The answer to this is No. Let $M_{\omega}$ be the countably infinite modular lattice of height two. This is the lattice obtained from a countably infinite antichain by adding a new top element and a new bottom element. It is proved in

Bulatov, Andrei A.
Conditions satisfied by clone lattices.
Algebra Universalis 46 (2001), no. 1-2, 237-241.

that the countable lattice $M_{\omega}$ is not embeddable in $\mathscr{C}_n$ for any finite $n$ (Corollary 1.3). This is proved by showing that clone lattices on finite sets satisfy two, dual, weak semidistributivity properties called $(\omega$-$\textrm{SD}_\wedge)$ and $(\omega$-$\textrm{SD}_\vee)$. I will write the statement of $(\omega$-$\textrm{SD}_\wedge)$.

$(\omega$-$\textrm{SD}_\wedge)$: given $\omega$-many elements $x_0, x_1, x_2, \ldots$ such that $x_i\wedge x_j=x_k\wedge x_{\ell}$ for every $i\neq j, k\neq \ell$, it is the case that $x_0 = \bigwedge_{0<i<\omega} (x_0\vee x_i)$.

Bulatov proves that the clone lattice on any finite set satisfies the universally quantified sentences $(\omega$-$\textrm{SD}_\wedge)$ and $(\omega$-$\textrm{SD}_\vee)$. Any lattice containing $M_{\omega}$ as a sublattice will not satisfy these sentences, so $M_{\omega}$ is not embeddable in $\mathscr{C}_n$ for any finite $n$.

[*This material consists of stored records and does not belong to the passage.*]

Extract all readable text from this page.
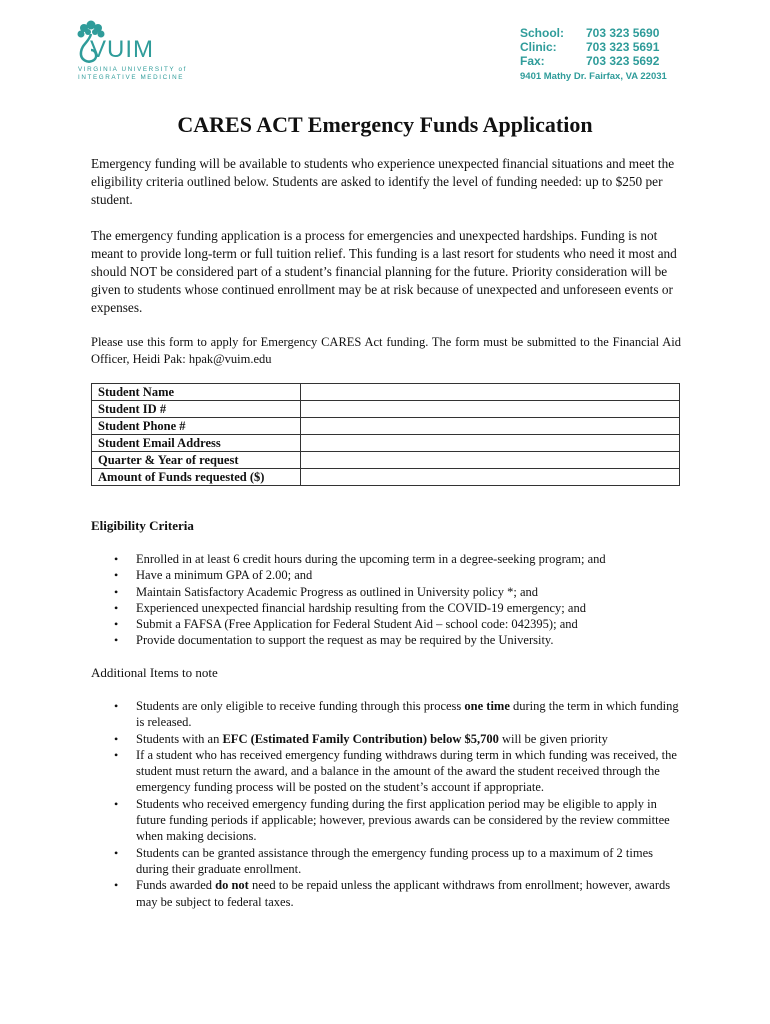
VUIM
VIRGINIA UNIVERSITY of
INTEGRATIVE MEDICINE
School:	703 323 5690
Clinic:	703 323 5691
Fax:	703 323 5692
9401 Mathy Dr. Fairfax, VA 22031
CARES ACT Emergency Funds Application

Emergency funding will be available to students who experience unexpected financial situations and meet the eligibility criteria outlined below. Students are asked to identify the level of funding needed: up to $250 per student.

The emergency funding application is a process for emergencies and unexpected hardships. Funding is not meant to provide long-term or full tuition relief. This funding is a last resort for students who need it most and should NOT be considered part of a student’s financial planning for the future. Priority consideration will be given to students whose continued enrollment may be at risk because of unexpected and unforeseen events or expenses.

Please use this form to apply for Emergency CARES Act funding. The form must be submitted to the Financial Aid Officer, Heidi Pak: hpak@vuim.edu

Student Name	
Student ID #	
Student Phone #	
Student Email Address	
Quarter & Year of request	
Amount of Funds requested ($)	
Eligibility Criteria
• Enrolled in at least 6 credit hours during the upcoming term in a degree-seeking program; and
• Have a minimum GPA of 2.00; and
• Maintain Satisfactory Academic Progress as outlined in University policy *; and
• Experienced unexpected financial hardship resulting from the COVID-19 emergency; and
• Submit a FAFSA (Free Application for Federal Student Aid – school code: 042395); and
• Provide documentation to support the request as may be required by the University.
Additional Items to note
• Students are only eligible to receive funding through this process one time during the term in which funding is released.
• Students with an EFC (Estimated Family Contribution) below $5,700 will be given priority
• If a student who has received emergency funding withdraws during term in which funding was received, the student must return the award, and a balance in the amount of the award the student received through the emergency funding process will be posted on the student’s account if appropriate.
• Students who received emergency funding during the first application period may be eligible to apply in future funding periods if applicable; however, previous awards can be considered by the review committee when making decisions.
• Students can be granted assistance through the emergency funding process up to a maximum of 2 times during their graduate enrollment.
• Funds awarded do not need to be repaid unless the applicant withdraws from enrollment; however, awards may be subject to federal taxes.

Clone lattices on infinite sets do not have to satisfy $(\omega$-$\textrm{SD}_\wedge)$ and $(\omega$-$\textrm{SD}_\vee)$, and in fact $M_{\omega}$ IS embeddable in the clone lattice on any infinite set. To see this, I slightly paraphrase Theorem 1 of

Pinsker, Michael
Algebraic lattices are complete sublattices of the clone lattice over an infinite set.
Fund. Math. 195 (2007), no. 1, 1-10.

Theorem 1.
Let $X$ be an infinite set. Every algebraic lattice with at most $2^{|X|}$ compact elements can be completely embedded into the clone lattice on $X$.